MaterialX Improve render test compare performance

Proposed Changes

Use OpenCV to to compare performance. It's about 3x or more faster based on local tests of OSL vs GLSL RTS. ( ~2.3 vs 7.5 seconds ).

OpenCV is C++ based so is generally faster. Also addition utilities could be added as desired using this library.

Feb 11 '25 16:02 kwokcb

Does fellow ASWF project OpenImageIO perform poorly compared to those two?

Feb 11 '25 16:02 lgritz

That's a good question. I did a small experiment and OIIO is also about 3x slower for performing the compare at least. About 7 seconds so better than PIL + utils (slowest). This with the caveat I'm no OIIO or OpenCV expert :).

This can all be updated with different options depending on image size or format (e.g. OIIO can handle EXRs -- which is not the current output format as the RTS avoids dependencies on OpenEXR by default).

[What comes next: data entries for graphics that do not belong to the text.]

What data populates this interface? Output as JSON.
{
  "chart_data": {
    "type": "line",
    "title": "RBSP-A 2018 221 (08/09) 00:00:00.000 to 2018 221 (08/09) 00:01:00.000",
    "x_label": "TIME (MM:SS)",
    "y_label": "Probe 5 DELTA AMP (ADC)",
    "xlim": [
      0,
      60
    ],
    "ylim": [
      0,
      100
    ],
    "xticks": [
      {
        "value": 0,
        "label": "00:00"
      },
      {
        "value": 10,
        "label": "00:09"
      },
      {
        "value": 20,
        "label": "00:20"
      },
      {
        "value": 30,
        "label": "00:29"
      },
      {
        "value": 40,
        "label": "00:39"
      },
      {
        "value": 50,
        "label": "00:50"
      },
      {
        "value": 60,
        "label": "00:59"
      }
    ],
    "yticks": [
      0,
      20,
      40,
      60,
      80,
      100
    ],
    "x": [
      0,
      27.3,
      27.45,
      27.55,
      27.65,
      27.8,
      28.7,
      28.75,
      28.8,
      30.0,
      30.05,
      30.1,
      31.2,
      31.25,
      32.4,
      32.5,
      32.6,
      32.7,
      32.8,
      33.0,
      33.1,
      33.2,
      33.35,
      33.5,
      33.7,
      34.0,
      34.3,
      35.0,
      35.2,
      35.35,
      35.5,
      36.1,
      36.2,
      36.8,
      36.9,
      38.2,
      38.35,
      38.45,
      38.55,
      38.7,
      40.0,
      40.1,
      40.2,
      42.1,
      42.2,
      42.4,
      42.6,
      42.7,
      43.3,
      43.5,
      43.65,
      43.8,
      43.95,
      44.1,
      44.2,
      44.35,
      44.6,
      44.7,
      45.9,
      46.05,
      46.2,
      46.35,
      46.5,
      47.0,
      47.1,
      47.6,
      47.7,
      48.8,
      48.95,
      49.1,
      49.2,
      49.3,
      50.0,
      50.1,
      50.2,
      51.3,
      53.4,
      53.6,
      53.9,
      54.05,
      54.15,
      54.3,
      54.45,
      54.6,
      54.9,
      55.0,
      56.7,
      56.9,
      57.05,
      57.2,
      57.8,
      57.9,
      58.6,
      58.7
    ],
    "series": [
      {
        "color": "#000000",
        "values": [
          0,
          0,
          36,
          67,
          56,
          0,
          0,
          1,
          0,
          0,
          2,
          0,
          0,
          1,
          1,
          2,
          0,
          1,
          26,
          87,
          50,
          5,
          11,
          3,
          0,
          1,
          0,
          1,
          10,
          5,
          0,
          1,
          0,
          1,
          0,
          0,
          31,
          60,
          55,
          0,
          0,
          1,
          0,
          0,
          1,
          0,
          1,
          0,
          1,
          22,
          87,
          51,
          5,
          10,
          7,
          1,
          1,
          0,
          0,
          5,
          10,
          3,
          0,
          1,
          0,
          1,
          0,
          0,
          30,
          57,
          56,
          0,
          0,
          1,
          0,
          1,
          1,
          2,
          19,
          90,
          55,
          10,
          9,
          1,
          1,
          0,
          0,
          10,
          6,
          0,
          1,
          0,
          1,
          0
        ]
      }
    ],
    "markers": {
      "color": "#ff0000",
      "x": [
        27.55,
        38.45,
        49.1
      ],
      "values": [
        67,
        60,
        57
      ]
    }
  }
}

import OpenImageIO as oiio
import numpy as np
import os

def computeDiff(image1Path, image2Path, imageDiffPath):
    try:
        # Remove the diff image if it already exists
        if os.path.exists(imageDiffPath):
            os.remove(imageDiffPath)

        # Check if input images exist
        if not os.path.exists(image1Path):
            print("Image diff input missing: " + image1Path)
            return

        if not os.path.exists(image2Path):
            print("Image diff input missing: " + image2Path)
            return

        # Load images using OpenImageIO (no reshaping, directly as NumPy arrays)
        image1 = oiio.ImageInput.open(image1Path)
        image2 = oiio.ImageInput.open(image2Path)

        if not image1 or not image2:
            print("Failed to load images.")
            return

        # Read the image data in a single call (as float)
        pixels1 = image1.read_image(format=oiio.FLOAT)
        pixels2 = image2.read_image(format=oiio.FLOAT)

        image1.close()
        image2.close()

        # Directly access the image specifications
        spec1 = image1.spec()
        spec2 = image2.spec()

        # Ensure images have the same dimensions
        if spec1.width != spec2.width or spec1.height != spec2.height:
            print("Image dimensions do not match.")
            return

        # Slice the arrays to ignore the alpha channel (keep only RGB)
        pixels1_rgb = pixels1[:, :, :3]  # Take the first 3 channels (RGB)
        pixels2_rgb = pixels2[:, :, :3]  # Take the first 3 channels (RGB)

        # Compute the absolute difference (using vectorized NumPy operations)
        diff = np.abs(pixels1_rgb - pixels2_rgb)

        # Save the difference image
        out_spec = oiio.ImageSpec(spec1.width, spec1.height, 3, oiio.FLOAT)
        out_image = oiio.ImageOutput.create(imageDiffPath)
        if out_image:
            out_image.open(imageDiffPath, out_spec)
            out_image.write_image(diff)
            out_image.close()
        else:
            print("Failed to write difference image.")

        # Compute normalized RMS error 
        normalized_rms = np.sqrt(np.mean(diff ** 2)) / (3.0 * 1.0)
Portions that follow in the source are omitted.